The growing throw-liabilities, according to official planners, put a bolt on the future provincial government`s development preferences. The next government (that will come after the next general elections in few months time) would be occupied to complete the development agenda set by the sitting government, said a development planner.
`No one is bothered about it as they (the sitting government) are only thinking about their term in office, said the official. Khyber Pakhtunkhwa`s ADP for the financial year 2012-13 consists of 940 development projects, including 632 ongoing projects, 254 new projects (that would be launched in the nextfiscalyear.
The total completion cost of the on-going projects comes to Rs202 billion and another sum of Rs53 billion will be needed to complete the new projects.
The provincial government`s focus, said the development planner, was on the infrastructure development projects, constructing roads, buildings of healthfacilities and schools.
The total completion cost of the road projects, according to the official, comes to over Rs43 billion, in the case of health sector facilities it comes to over Rs36.6 billion. Another cumulative sum of Rs24.8 billion will be needed to complete the elementary and secondary education sector related projects.
`The development agenda is at risk of getting jeopardised if the provincial fiscal space decreases in the next couple of years,` said the official.
The sitting provincial government, said the official, had a greater fiscal space due to the Rs25 billion annual transfers it was receiving on account of net hydel profit arrears under an agreement with the federal government.
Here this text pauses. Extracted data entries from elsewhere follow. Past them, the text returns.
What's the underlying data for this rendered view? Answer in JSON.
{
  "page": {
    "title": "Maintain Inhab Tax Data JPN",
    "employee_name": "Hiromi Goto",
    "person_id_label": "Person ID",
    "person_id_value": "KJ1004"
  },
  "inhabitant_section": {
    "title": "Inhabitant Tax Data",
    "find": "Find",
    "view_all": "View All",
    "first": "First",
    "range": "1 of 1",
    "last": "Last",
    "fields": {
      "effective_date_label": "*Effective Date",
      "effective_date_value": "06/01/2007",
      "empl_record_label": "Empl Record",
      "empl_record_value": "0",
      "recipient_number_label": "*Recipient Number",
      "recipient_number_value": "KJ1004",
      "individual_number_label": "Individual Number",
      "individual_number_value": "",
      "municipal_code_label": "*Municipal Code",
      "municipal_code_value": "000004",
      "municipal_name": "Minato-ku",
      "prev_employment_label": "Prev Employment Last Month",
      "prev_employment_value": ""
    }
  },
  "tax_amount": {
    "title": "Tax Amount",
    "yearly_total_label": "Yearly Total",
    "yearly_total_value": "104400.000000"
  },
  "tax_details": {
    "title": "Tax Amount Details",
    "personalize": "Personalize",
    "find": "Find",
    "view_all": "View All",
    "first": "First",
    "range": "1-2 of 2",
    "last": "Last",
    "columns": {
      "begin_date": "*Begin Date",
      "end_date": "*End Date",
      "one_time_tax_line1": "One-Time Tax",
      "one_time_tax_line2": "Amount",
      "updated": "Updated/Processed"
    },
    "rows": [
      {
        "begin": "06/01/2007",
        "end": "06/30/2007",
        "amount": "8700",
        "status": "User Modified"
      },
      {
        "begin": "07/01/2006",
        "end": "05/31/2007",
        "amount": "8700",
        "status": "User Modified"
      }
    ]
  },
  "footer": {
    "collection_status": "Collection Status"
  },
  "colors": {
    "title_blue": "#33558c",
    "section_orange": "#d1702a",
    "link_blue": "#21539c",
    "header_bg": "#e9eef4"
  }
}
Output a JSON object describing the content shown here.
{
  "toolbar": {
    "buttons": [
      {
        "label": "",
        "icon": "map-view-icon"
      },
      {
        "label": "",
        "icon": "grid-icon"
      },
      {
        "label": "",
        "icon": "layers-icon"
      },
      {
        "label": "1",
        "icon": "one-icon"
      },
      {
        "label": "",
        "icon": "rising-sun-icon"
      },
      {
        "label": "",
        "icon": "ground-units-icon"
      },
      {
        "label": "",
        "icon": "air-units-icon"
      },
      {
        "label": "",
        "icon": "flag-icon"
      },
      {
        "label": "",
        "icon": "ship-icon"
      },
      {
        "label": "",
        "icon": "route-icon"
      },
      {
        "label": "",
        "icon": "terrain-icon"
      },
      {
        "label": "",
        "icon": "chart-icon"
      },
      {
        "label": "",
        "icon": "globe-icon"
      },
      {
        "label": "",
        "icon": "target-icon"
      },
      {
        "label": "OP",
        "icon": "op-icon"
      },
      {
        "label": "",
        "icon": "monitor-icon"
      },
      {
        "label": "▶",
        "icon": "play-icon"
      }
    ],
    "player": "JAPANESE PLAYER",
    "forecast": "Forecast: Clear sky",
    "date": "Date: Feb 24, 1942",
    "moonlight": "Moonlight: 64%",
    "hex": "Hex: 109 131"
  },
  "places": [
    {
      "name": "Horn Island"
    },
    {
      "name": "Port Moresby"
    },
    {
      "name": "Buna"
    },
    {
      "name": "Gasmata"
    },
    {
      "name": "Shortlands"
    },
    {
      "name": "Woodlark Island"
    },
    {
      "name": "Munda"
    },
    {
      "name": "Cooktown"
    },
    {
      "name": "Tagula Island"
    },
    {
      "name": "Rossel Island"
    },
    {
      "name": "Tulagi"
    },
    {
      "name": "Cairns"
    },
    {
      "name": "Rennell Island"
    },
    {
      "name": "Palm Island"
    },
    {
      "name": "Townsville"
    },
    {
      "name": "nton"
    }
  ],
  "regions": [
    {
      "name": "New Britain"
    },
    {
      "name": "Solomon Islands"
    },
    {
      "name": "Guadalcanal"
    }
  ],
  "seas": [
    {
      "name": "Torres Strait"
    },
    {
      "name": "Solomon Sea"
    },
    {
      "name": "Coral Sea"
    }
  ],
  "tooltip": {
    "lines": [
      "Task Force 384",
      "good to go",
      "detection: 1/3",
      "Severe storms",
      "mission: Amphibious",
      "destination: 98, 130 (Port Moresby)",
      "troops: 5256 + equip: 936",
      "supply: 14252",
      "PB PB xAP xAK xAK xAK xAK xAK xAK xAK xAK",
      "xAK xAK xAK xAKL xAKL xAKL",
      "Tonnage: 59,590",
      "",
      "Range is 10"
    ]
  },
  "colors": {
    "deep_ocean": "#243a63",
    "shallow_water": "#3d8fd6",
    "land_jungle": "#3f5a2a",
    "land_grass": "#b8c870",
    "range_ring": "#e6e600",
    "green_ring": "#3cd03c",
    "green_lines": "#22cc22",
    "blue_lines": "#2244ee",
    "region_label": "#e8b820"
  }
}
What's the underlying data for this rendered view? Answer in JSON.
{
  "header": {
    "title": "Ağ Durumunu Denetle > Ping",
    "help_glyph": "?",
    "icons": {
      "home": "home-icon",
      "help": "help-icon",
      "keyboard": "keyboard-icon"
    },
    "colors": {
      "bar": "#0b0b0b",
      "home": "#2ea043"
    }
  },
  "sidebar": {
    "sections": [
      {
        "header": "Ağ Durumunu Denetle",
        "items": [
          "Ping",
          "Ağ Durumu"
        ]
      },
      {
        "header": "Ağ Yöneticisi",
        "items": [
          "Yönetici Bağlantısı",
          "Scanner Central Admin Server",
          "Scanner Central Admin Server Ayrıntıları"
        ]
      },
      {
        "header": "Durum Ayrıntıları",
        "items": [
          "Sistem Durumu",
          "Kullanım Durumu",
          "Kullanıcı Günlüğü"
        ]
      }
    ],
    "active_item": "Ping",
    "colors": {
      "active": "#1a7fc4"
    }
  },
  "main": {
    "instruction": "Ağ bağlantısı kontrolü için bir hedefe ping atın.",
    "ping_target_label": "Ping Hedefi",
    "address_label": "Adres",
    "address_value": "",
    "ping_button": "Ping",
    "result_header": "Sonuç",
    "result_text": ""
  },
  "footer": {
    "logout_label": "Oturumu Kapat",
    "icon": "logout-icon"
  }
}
The province, according to the agreement, would receive the annual Rs25 billion hydel profit arrear till 2013-14, following which the provincial government`s revenue receipts would dip sharply.
An increased volume of throw-forward liability, said a finance department official, was never preferred as it left you with squeezed future options.
`The provincial government`s nondevelopment expenditure, particularly, on account of staff wages and the retired employees` pension has been on the constant rise, draining out the pre-cious provincial resources,` the official told Dawn.
Similarly, the total completion cost of the foreign-funded development projects comes to Rs75.8 billion of which the government, according to the development planner, had committed to raise Rs7.4 billion.
`When you over stretch yourself you take extra pressure, straining out energy,` said the official. He said the government`s development portfolio was so huge that it would take many years to complete all of the 940 development projects.`Many of the provincial development agencies and line departments are over burdened because of a large number of development works, failing to complete the projects within the planned timeframe,` said the planner.
A senior development planner told Dawn that the Planning and Development Department in a recent exercise dropped several schemes that were marred by slow progress and poor planning, rightsizing the government`s development project portfolio.
`There were projects that have been making part of the ADP for around ten years with no progress being done on them by the departments concerned, said the official, adding the planning department excluded all such projects to focus on the high priority development works.
The exercise helped the provincial government to curtail the size of its ADP. Previously, the government agencies needed on average 2.7 years to complete its projects, but now it would take 1.5 years to complete its development works, said a finance department official.